Despite all of the talk of the nation’s political diversity and cultural differences, Americans made one decision without debate.

Actually, Americans made one of the largest universal shifts of thinking in generations about a decade ago. Had someone proposed such a change, it likely would have never succeeded. Yet, it happened.

We’re talking about the past decade, year after year, back to 2000. When you encounter a year such as the recent 2009, you likely read it or said it as two-thousand-nine. Not twenty-oh-nine.

You are likely thinking, So? Big deal.
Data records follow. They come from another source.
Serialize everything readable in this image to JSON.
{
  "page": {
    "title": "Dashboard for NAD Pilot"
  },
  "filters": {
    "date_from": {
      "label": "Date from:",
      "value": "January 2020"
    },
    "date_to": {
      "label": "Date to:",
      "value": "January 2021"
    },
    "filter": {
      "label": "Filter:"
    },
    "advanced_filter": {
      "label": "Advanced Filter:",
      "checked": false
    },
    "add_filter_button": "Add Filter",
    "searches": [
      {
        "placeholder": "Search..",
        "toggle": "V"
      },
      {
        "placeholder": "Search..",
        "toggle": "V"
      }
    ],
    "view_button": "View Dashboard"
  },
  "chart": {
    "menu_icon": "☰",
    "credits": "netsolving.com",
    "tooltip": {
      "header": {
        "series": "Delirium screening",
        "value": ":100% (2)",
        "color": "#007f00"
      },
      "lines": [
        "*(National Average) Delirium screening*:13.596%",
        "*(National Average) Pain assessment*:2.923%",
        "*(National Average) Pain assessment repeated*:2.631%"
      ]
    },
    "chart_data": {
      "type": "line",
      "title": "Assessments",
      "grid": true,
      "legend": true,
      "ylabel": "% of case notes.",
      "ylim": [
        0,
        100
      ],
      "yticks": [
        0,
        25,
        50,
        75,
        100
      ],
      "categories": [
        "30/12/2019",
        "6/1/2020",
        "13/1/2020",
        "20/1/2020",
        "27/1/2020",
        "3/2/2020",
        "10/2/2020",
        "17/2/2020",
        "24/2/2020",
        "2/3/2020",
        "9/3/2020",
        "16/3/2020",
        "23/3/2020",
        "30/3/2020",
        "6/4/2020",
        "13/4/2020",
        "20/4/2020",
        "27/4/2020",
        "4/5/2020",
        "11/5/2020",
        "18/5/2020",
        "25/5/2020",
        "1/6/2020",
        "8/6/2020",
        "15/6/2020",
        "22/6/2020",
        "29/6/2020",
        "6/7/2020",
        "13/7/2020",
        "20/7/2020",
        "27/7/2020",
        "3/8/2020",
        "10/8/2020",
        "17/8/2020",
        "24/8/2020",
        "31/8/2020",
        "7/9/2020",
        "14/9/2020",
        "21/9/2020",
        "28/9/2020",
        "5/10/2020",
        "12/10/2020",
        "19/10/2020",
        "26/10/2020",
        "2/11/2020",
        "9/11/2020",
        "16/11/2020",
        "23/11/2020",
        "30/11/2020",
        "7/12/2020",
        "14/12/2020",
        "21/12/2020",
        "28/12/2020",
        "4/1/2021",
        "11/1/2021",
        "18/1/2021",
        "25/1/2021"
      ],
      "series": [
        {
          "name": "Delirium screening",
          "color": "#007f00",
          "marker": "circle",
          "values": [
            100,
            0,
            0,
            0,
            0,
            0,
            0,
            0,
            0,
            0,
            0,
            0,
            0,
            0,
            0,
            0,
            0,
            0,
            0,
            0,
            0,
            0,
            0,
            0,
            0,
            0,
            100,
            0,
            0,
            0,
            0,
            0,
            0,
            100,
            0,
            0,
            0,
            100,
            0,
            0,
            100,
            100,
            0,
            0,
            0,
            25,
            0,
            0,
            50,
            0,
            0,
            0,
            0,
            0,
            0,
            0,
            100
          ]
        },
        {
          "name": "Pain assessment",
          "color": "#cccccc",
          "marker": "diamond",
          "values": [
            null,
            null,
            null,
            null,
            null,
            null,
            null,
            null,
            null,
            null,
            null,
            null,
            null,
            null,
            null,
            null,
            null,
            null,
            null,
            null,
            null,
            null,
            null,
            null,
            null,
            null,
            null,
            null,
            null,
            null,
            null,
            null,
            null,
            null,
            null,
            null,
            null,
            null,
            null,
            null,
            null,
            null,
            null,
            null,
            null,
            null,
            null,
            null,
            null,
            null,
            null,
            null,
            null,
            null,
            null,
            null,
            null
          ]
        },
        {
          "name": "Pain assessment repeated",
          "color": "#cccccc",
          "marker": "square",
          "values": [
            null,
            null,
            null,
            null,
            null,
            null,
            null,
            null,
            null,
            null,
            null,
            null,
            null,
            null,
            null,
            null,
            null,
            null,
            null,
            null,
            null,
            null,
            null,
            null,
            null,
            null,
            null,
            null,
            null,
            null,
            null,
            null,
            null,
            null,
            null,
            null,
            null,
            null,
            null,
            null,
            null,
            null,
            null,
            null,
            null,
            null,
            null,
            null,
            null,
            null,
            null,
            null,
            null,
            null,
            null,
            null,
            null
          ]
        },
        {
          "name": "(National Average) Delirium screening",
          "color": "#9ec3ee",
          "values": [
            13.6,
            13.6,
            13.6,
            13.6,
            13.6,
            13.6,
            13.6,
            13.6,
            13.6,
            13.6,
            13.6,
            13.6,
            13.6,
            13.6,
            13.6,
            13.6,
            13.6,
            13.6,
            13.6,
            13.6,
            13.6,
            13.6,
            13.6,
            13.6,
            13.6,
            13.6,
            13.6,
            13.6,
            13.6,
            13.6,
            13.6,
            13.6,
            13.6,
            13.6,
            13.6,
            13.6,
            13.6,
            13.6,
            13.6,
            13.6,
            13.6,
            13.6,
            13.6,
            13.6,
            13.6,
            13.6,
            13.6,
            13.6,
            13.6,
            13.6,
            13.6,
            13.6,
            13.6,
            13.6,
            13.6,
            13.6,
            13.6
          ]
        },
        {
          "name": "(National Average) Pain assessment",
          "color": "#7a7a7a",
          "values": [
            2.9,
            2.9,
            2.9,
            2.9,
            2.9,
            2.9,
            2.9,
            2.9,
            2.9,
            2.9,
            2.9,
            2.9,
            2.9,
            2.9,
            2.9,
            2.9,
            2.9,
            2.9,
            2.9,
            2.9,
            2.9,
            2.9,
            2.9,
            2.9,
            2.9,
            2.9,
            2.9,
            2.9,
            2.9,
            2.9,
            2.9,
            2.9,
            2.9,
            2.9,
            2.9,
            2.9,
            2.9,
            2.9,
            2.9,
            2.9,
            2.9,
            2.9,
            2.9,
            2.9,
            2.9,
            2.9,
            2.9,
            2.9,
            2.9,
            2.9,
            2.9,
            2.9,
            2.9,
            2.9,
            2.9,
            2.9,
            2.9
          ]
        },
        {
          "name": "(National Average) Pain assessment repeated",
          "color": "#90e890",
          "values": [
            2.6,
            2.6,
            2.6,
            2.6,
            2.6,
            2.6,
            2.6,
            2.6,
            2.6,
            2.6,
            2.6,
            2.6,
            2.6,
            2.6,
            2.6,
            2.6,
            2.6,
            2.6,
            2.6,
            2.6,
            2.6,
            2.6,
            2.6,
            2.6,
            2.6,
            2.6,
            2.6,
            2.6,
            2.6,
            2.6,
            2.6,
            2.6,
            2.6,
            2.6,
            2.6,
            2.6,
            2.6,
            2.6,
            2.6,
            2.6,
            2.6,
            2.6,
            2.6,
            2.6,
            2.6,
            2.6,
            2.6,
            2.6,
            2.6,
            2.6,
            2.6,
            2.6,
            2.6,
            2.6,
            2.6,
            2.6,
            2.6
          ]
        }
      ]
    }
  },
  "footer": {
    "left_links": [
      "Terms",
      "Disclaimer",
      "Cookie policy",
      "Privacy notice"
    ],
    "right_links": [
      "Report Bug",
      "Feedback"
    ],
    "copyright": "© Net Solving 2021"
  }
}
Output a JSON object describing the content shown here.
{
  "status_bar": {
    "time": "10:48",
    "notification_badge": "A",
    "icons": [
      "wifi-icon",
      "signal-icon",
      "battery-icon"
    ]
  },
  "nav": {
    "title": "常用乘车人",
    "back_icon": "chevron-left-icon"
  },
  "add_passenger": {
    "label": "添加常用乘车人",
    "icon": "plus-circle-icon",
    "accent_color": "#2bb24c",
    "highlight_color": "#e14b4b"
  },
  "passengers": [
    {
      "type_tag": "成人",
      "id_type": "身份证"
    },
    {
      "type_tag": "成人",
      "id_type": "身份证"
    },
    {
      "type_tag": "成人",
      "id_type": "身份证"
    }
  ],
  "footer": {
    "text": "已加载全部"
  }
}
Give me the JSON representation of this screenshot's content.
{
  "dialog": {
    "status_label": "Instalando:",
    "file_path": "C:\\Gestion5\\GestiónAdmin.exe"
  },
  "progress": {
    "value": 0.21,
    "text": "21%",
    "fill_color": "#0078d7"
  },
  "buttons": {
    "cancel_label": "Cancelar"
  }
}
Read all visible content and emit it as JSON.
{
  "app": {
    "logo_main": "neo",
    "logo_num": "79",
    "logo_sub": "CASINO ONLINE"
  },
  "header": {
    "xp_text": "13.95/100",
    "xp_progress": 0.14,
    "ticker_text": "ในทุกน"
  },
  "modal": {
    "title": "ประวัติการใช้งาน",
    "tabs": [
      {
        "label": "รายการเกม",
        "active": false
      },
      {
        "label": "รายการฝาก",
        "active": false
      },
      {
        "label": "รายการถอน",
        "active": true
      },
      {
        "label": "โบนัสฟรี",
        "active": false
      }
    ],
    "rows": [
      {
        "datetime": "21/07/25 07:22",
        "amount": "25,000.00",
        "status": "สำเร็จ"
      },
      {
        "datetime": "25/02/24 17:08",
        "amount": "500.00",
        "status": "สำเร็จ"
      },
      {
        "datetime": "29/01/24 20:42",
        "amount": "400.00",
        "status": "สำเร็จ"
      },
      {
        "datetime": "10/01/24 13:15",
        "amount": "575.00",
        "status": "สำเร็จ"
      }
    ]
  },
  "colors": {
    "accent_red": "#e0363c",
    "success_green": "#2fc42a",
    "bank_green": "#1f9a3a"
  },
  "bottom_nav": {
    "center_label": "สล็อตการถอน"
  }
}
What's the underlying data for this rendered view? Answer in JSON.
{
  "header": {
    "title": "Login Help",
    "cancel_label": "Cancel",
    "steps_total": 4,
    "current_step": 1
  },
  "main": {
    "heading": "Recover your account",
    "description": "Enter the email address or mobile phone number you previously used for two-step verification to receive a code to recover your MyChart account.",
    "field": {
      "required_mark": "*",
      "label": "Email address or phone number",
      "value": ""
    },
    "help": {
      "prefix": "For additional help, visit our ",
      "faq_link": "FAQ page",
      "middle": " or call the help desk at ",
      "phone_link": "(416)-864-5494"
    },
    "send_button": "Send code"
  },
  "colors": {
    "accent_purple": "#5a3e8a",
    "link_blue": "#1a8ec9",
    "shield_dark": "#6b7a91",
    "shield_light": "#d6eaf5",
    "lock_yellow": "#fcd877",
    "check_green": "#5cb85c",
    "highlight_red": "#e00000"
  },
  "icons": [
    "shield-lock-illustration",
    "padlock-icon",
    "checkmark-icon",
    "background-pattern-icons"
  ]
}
Everyone said, two-thousand-nine.

True, but that’s a big So What. Think about it. If you see the year 1973, do you think one-thousand nine-hundred seventy-three? Or do you think nineteen-seventy-three? We’re willing to bet, it’s nineteen-seventy-three because that’s what we did with all of those dates from the past millennium.

It was seventeen-seventy-six that America declared its independence, not one-thousand seven-hundred seventy-six. And it’s still seventeen-seventy-six despite the fact that we moved into a time when we considered a year to be two-thousand-nine, for example.

Think about it. Who said twenty-oh-nine? The only person who immediately comes to mind is Charles Osgood on CBS’ Sunday morning show.

Maybe everyone opted for the two-thousand-nine approach because twenty-oh-nine sounded old fashioned. Maybe two-thousand-nine subconsciously had the ring of a new millennium, a new era in human history.

They both had the same number of syllables whether it was two-thousand-nine or twenty-oh-nine, or two-thousand-seven or twenty-oh-seven. Perhaps two-thousand-nine and all of these past several years rolled off the tongue easier than saying twenty-oh-nine, or twenty-oh-eight.

And maybe it’s simply a matter of words rolling off the tongue that will decide whether we remain a culture of two-thousands or if we will revert to a society that will go from nineteen to twenty. It may not be 2010, but it may be coming.

Come 2011, for example, it will take less syllables to say twenty-eleven than it will to say two-thousand-eleven, and so it will go on into 2012, 2013, etc.

How most folks see those numbers will likely determine the path we take. Do you see them as two-thousand-twelve and two-thousand-thirteen, or twenty-twelve and twenty-thirteen?

Perhaps the subconscious revolution of jumping from twenty to two-thousand is complete. Maybe not. Though it could all well change again in the year 2100.